Leaving Tomorrow

Tomorrow I leave for Ohio. It’s a bittersweet moment. I’m excited to finally be going off on my own, but at the same time I’m sad to leave everything that is familiar (especially my cat!)

It wouldn’t be so bad if I wasn’t going so far away from home. I can’t go home and visit on the weekends. If I have a problem my parents can’t be there to offer help. I’m moving to a city where I know no one. It’s intimidating.

I think it will be good for me though. I’ve been a “home-body” my entire life and going this far away from home will force me to be more social and develop my independence.

I’m hoping I didn’t bring too much stuff. It looks like a small amount piled up in the back of our SUV. My dad says it’s a lot, though it’s a lot less than what my sister brought when she went to college.

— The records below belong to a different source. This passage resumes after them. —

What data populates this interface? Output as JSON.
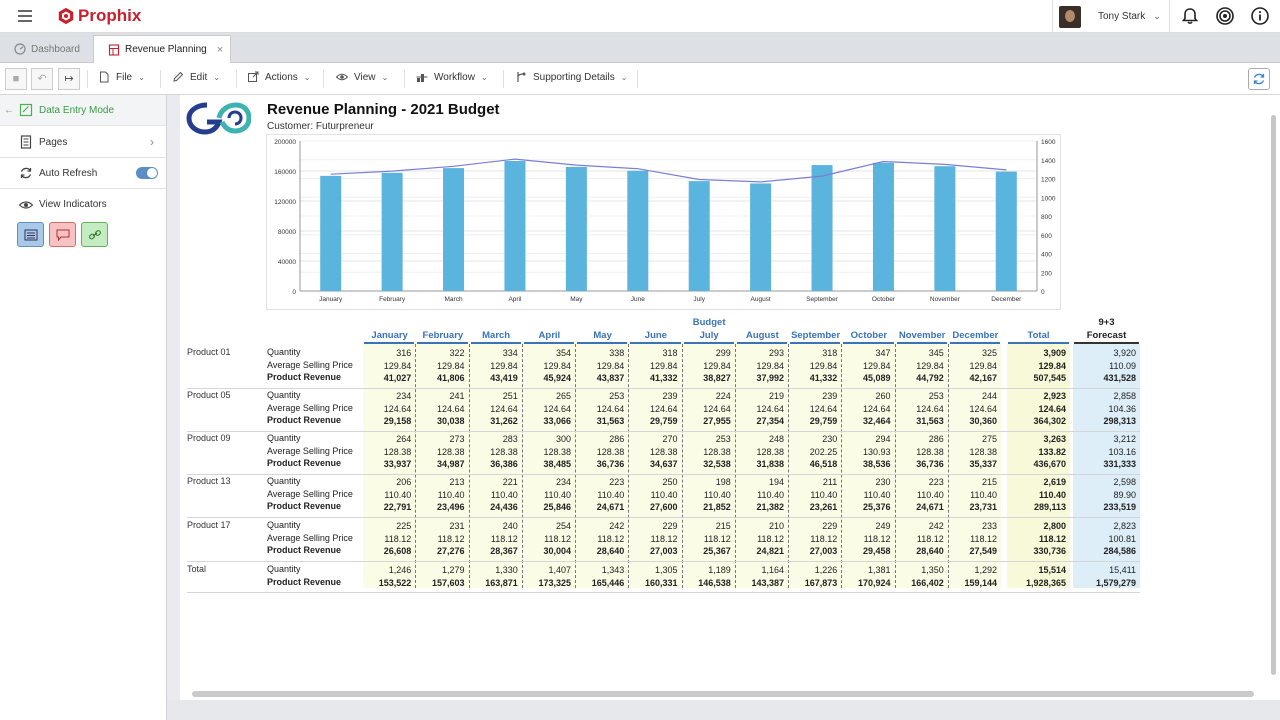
{
  "app": {
    "brand": "Prophix",
    "brand_color": "#c8202e",
    "user_name": "Tony Stark"
  },
  "tabs": [
    {
      "label": "Dashboard"
    },
    {
      "label": "Revenue Planning"
    }
  ],
  "toolbar": {
    "file": "File",
    "edit": "Edit",
    "actions": "Actions",
    "view": "View",
    "workflow": "Workflow",
    "supporting": "Supporting Details"
  },
  "sidebar": {
    "mode": "Data Entry Mode",
    "pages": "Pages",
    "auto_refresh": "Auto Refresh",
    "auto_refresh_on": true,
    "view_indicators": "View Indicators"
  },
  "report": {
    "title": "Revenue Planning - 2021 Budget",
    "subtitle": "Customer: Futurpreneur"
  },
  "chart_data": {
    "type": "bar",
    "categories": [
      "January",
      "February",
      "March",
      "April",
      "May",
      "June",
      "July",
      "August",
      "September",
      "October",
      "November",
      "December"
    ],
    "series": [
      {
        "kind": "bar",
        "axis": "left",
        "values": [
          153522,
          157603,
          163871,
          173325,
          165446,
          160331,
          146538,
          143387,
          167873,
          170924,
          166402,
          159144
        ],
        "color": "#5ab4dd"
      },
      {
        "kind": "line",
        "axis": "right",
        "values": [
          1246,
          1279,
          1330,
          1407,
          1343,
          1305,
          1189,
          1164,
          1226,
          1381,
          1350,
          1292
        ],
        "color": "#7b7fd4"
      }
    ],
    "left_ticks": [
      "200000",
      "160000",
      "120000",
      "80000",
      "40000",
      "0"
    ],
    "right_ticks": [
      "1600",
      "1400",
      "1200",
      "1000",
      "800",
      "600",
      "400",
      "200",
      "0"
    ],
    "ylim_left": [
      0,
      200000
    ],
    "ylim_right": [
      0,
      1600
    ],
    "grid": true
  },
  "grid": {
    "budget_label": "Budget",
    "forecast_top": "9+3",
    "forecast_label": "Forecast",
    "total_label": "Total",
    "months": [
      "January",
      "February",
      "March",
      "April",
      "May",
      "June",
      "July",
      "August",
      "September",
      "October",
      "November",
      "December"
    ],
    "metric_labels": {
      "qty": "Quantity",
      "asp": "Average Selling Price",
      "rev": "Product Revenue"
    },
    "products": [
      {
        "name": "Product 01",
        "qty": [
          "316",
          "322",
          "334",
          "354",
          "338",
          "318",
          "299",
          "293",
          "318",
          "347",
          "345",
          "325"
        ],
        "qty_total": "3,909",
        "qty_fc": "3,920",
        "asp": [
          "129.84",
          "129.84",
          "129.84",
          "129.84",
          "129.84",
          "129.84",
          "129.84",
          "129.84",
          "129.84",
          "129.84",
          "129.84",
          "129.84"
        ],
        "asp_total": "129.84",
        "asp_fc": "110.09",
        "rev": [
          "41,027",
          "41,806",
          "43,419",
          "45,924",
          "43,837",
          "41,332",
          "38,827",
          "37,992",
          "41,332",
          "45,089",
          "44,792",
          "42,167"
        ],
        "rev_total": "507,545",
        "rev_fc": "431,528"
      },
      {
        "name": "Product 05",
        "qty": [
          "234",
          "241",
          "251",
          "265",
          "253",
          "239",
          "224",
          "219",
          "239",
          "260",
          "253",
          "244"
        ],
        "qty_total": "2,923",
        "qty_fc": "2,858",
        "asp": [
          "124.64",
          "124.64",
          "124.64",
          "124.64",
          "124.64",
          "124.64",
          "124.64",
          "124.64",
          "124.64",
          "124.64",
          "124.64",
          "124.64"
        ],
        "asp_total": "124.64",
        "asp_fc": "104.36",
        "rev": [
          "29,158",
          "30,038",
          "31,262",
          "33,066",
          "31,563",
          "29,759",
          "27,955",
          "27,354",
          "29,759",
          "32,464",
          "31,563",
          "30,360"
        ],
        "rev_total": "364,302",
        "rev_fc": "298,313"
      },
      {
        "name": "Product 09",
        "qty": [
          "264",
          "273",
          "283",
          "300",
          "286",
          "270",
          "253",
          "248",
          "230",
          "294",
          "286",
          "275"
        ],
        "qty_total": "3,263",
        "qty_fc": "3,212",
        "asp": [
          "128.38",
          "128.38",
          "128.38",
          "128.38",
          "128.38",
          "128.38",
          "128.38",
          "128.38",
          "202.25",
          "130.93",
          "128.38",
          "128.38"
        ],
        "asp_total": "133.82",
        "asp_fc": "103.16",
        "rev": [
          "33,937",
          "34,987",
          "36,386",
          "38,485",
          "36,736",
          "34,637",
          "32,538",
          "31,838",
          "46,518",
          "38,536",
          "36,736",
          "35,337"
        ],
        "rev_total": "436,670",
        "rev_fc": "331,333"
      },
      {
        "name": "Product 13",
        "qty": [
          "206",
          "213",
          "221",
          "234",
          "223",
          "250",
          "198",
          "194",
          "211",
          "230",
          "223",
          "215"
        ],
        "qty_total": "2,619",
        "qty_fc": "2,598",
        "asp": [
          "110.40",
          "110.40",
          "110.40",
          "110.40",
          "110.40",
          "110.40",
          "110.40",
          "110.40",
          "110.40",
          "110.40",
          "110.40",
          "110.40"
        ],
        "asp_total": "110.40",
        "asp_fc": "89.90",
        "rev": [
          "22,791",
          "23,496",
          "24,436",
          "25,846",
          "24,671",
          "27,600",
          "21,852",
          "21,382",
          "23,261",
          "25,376",
          "24,671",
          "23,731"
        ],
        "rev_total": "289,113",
        "rev_fc": "233,519"
      },
      {
        "name": "Product 17",
        "qty": [
          "225",
          "231",
          "240",
          "254",
          "242",
          "229",
          "215",
          "210",
          "229",
          "249",
          "242",
          "233"
        ],
        "qty_total": "2,800",
        "qty_fc": "2,823",
        "asp": [
          "118.12",
          "118.12",
          "118.12",
          "118.12",
          "118.12",
          "118.12",
          "118.12",
          "118.12",
          "118.12",
          "118.12",
          "118.12",
          "118.12"
        ],
        "asp_total": "118.12",
        "asp_fc": "100.81",
        "rev": [
          "26,608",
          "27,276",
          "28,367",
          "30,004",
          "28,640",
          "27,003",
          "25,367",
          "24,821",
          "27,003",
          "29,458",
          "28,640",
          "27,549"
        ],
        "rev_total": "330,736",
        "rev_fc": "284,586"
      }
    ],
    "totals": {
      "name": "Total",
      "qty": [
        "1,246",
        "1,279",
        "1,330",
        "1,407",
        "1,343",
        "1,305",
        "1,189",
        "1,164",
        "1,226",
        "1,381",
        "1,350",
        "1,292"
      ],
      "qty_total": "15,514",
      "qty_fc": "15,411",
      "rev": [
        "153,522",
        "157,603",
        "163,871",
        "173,325",
        "165,446",
        "160,331",
        "146,538",
        "143,387",
        "167,873",
        "170,924",
        "166,402",
        "159,144"
      ],
      "rev_total": "1,928,365",
      "rev_fc": "1,579,279"
    }
  }
}
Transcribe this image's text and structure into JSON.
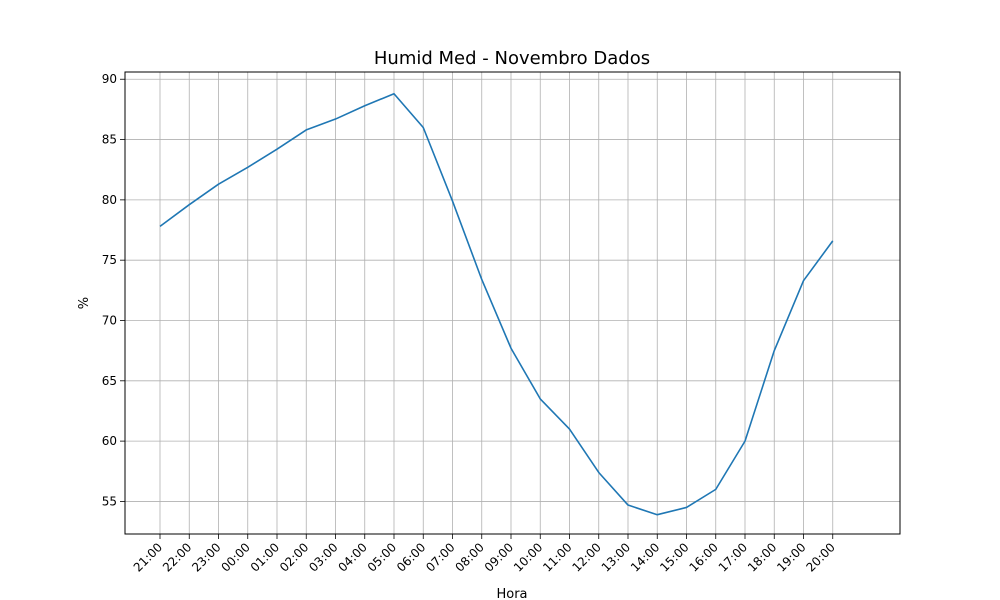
{
  "chart_data": {
    "type": "line",
    "title": "Humid Med - Novembro Dados",
    "xlabel": "Hora",
    "ylabel": "%",
    "x_tick_labels": [
      "21:00",
      "22:00",
      "23:00",
      "00:00",
      "01:00",
      "02:00",
      "03:00",
      "04:00",
      "05:00",
      "06:00",
      "07:00",
      "08:00",
      "09:00",
      "10:00",
      "11:00",
      "12:00",
      "13:00",
      "14:00",
      "15:00",
      "16:00",
      "17:00",
      "18:00",
      "19:00",
      "20:00"
    ],
    "series": [
      {
        "color": "#1f77b4",
        "values": [
          77.8,
          79.6,
          81.3,
          82.7,
          84.2,
          85.8,
          86.7,
          87.8,
          88.8,
          86.0,
          79.9,
          73.4,
          67.7,
          63.5,
          61.0,
          57.4,
          54.7,
          53.9,
          54.5,
          56.0,
          60.0,
          67.5,
          73.3,
          76.6
        ]
      }
    ],
    "ylim": [
      52.3,
      90.6
    ],
    "y_ticks": [
      55,
      60,
      65,
      70,
      75,
      80,
      85,
      90
    ],
    "grid": true
  }
}
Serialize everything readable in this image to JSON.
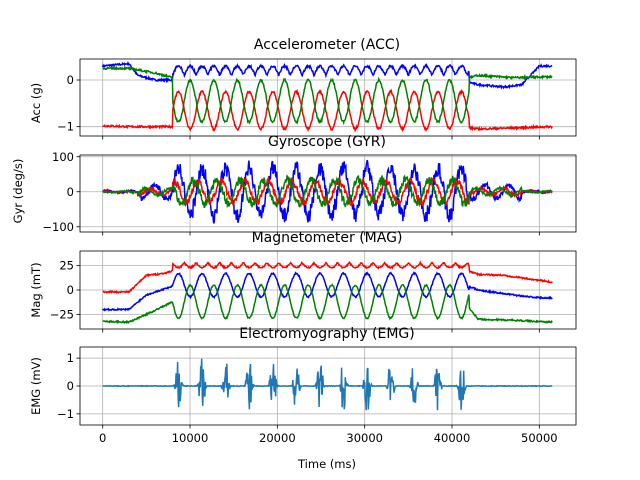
{
  "chart_data": [
    {
      "type": "line",
      "title": "Accelerometer (ACC)",
      "ylabel": "Acc (g)",
      "xlabel": "",
      "xlim": [
        -2600,
        54200
      ],
      "ylim": [
        -1.2,
        0.45
      ],
      "yticks": [
        -1,
        0
      ],
      "grid": true,
      "series": [
        {
          "color": "#0000ff",
          "x": [
            0,
            3000,
            4000,
            6000,
            9000,
            41000,
            43000,
            46000,
            48000,
            50000,
            51500
          ],
          "y": [
            0.3,
            0.35,
            0.1,
            0.0,
            0.0,
            0.0,
            -0.1,
            -0.15,
            -0.1,
            0.3,
            0.3
          ]
        },
        {
          "color": "#ff0000",
          "x": [
            0,
            3000,
            9000,
            41000,
            43000,
            51500
          ],
          "y": [
            -0.98,
            -1.0,
            -1.0,
            -1.0,
            -1.05,
            -1.0
          ]
        },
        {
          "color": "#008000",
          "x": [
            0,
            3000,
            6000,
            9000,
            41000,
            43000,
            47000,
            51500
          ],
          "y": [
            0.25,
            0.25,
            0.15,
            0.0,
            0.0,
            0.1,
            0.05,
            0.07
          ]
        }
      ]
    },
    {
      "type": "line",
      "title": "Gyroscope (GYR)",
      "ylabel": "Gyr (deg/s)",
      "xlabel": "",
      "xlim": [
        -2600,
        54200
      ],
      "ylim": [
        -115,
        105
      ],
      "yticks": [
        -100,
        0,
        100
      ],
      "grid": true,
      "series": [
        {
          "color": "#0000ff",
          "amplitude": 90
        },
        {
          "color": "#ff0000",
          "amplitude": 40
        },
        {
          "color": "#008000",
          "amplitude": 45
        }
      ]
    },
    {
      "type": "line",
      "title": "Magnetometer (MAG)",
      "ylabel": "Mag (mT)",
      "xlabel": "",
      "xlim": [
        -2600,
        54200
      ],
      "ylim": [
        -40,
        40
      ],
      "yticks": [
        -25,
        0,
        25
      ],
      "grid": true,
      "series": [
        {
          "color": "#ff0000",
          "x": [
            0,
            3000,
            5000,
            7000,
            9000,
            41000,
            43000,
            46000,
            51500
          ],
          "y": [
            -2,
            -2,
            15,
            17,
            22,
            22,
            16,
            15,
            8
          ]
        },
        {
          "color": "#0000ff",
          "x": [
            0,
            3000,
            5000,
            9000,
            41000,
            43000,
            47000,
            50000,
            51500
          ],
          "y": [
            -20,
            -20,
            -5,
            7,
            7,
            0,
            -5,
            -8,
            -8
          ]
        },
        {
          "color": "#008000",
          "x": [
            0,
            3000,
            5000,
            9000,
            41000,
            43000,
            47000,
            51500
          ],
          "y": [
            -32,
            -33,
            -25,
            -8,
            -8,
            -30,
            -31,
            -33
          ]
        }
      ]
    },
    {
      "type": "line",
      "title": "Electromyography (EMG)",
      "ylabel": "EMG (mV)",
      "xlabel": "Time (ms)",
      "xlim": [
        -2600,
        54200
      ],
      "ylim": [
        -1.4,
        1.4
      ],
      "yticks": [
        -1,
        0,
        1
      ],
      "xticks": [
        0,
        10000,
        20000,
        30000,
        40000,
        50000
      ],
      "grid": true,
      "series": [
        {
          "color": "#1f77b4",
          "amplitude": 1.25
        }
      ]
    }
  ]
}
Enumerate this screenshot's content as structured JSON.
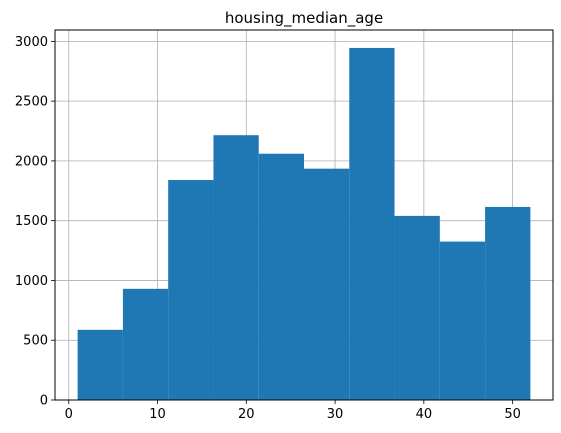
{
  "chart_data": {
    "type": "bar",
    "title": "housing_median_age",
    "xlabel": "",
    "ylabel": "",
    "grid": true,
    "bar_color": "#1f77b4",
    "xlim": [
      -1.55,
      54.55
    ],
    "ylim": [
      0,
      3095
    ],
    "x_ticks": [
      0,
      10,
      20,
      30,
      40,
      50
    ],
    "y_ticks": [
      0,
      500,
      1000,
      1500,
      2000,
      2500,
      3000
    ],
    "bin_edges": [
      1,
      6.1,
      11.2,
      16.3,
      21.4,
      26.5,
      31.6,
      36.7,
      41.8,
      46.9,
      52
    ],
    "values": [
      587,
      930,
      1840,
      2215,
      2060,
      1935,
      2945,
      1540,
      1325,
      1615
    ]
  }
}
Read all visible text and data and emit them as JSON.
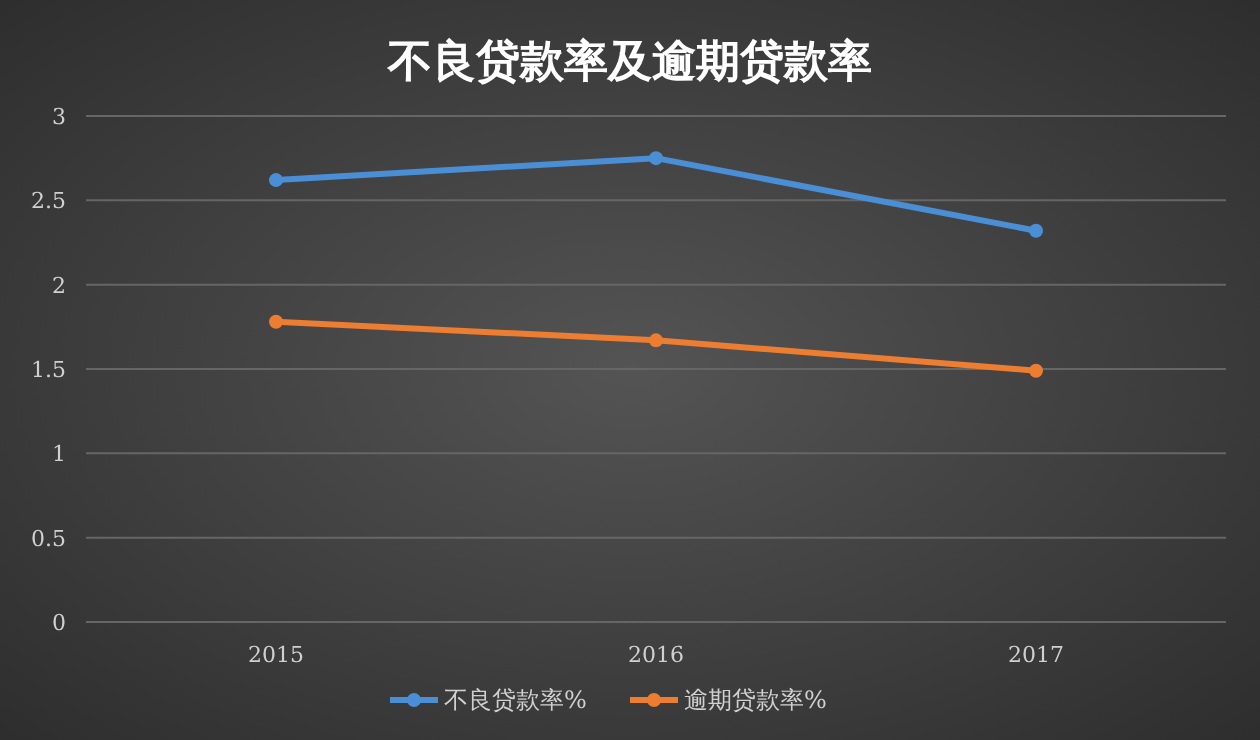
{
  "chart_data": {
    "type": "line",
    "title": "不良贷款率及逾期贷款率",
    "categories": [
      "2015",
      "2016",
      "2017"
    ],
    "series": [
      {
        "name": "不良贷款率%",
        "color": "#4a8fd6",
        "values": [
          2.62,
          2.75,
          2.32
        ]
      },
      {
        "name": "逾期贷款率%",
        "color": "#ed7d31",
        "values": [
          1.78,
          1.67,
          1.49
        ]
      }
    ],
    "ylim": [
      0,
      3
    ],
    "yticks": [
      0,
      0.5,
      1,
      1.5,
      2,
      2.5,
      3
    ],
    "grid": "y",
    "legend": "bottom",
    "marker": "circle",
    "line_style": "solid"
  }
}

I just hope I’m able to make my dorm room feel as much like home as possible.

Hopefully I won’t cry too much. And hopefully Sunday goes smoothly. Right now it’s kind of hard to comprehend what’s happening. I feel like it’s happening to somebody else. I’m sure reality will set in once my parents say their final goodbye and I’m all alone.

I’ll blog more once I’m all moved in to my dorm. Right now I’m so exhausted from packing today. It’s been a long day. Hopefully I didn’t forget anything.

But I’m really going to miss my cat.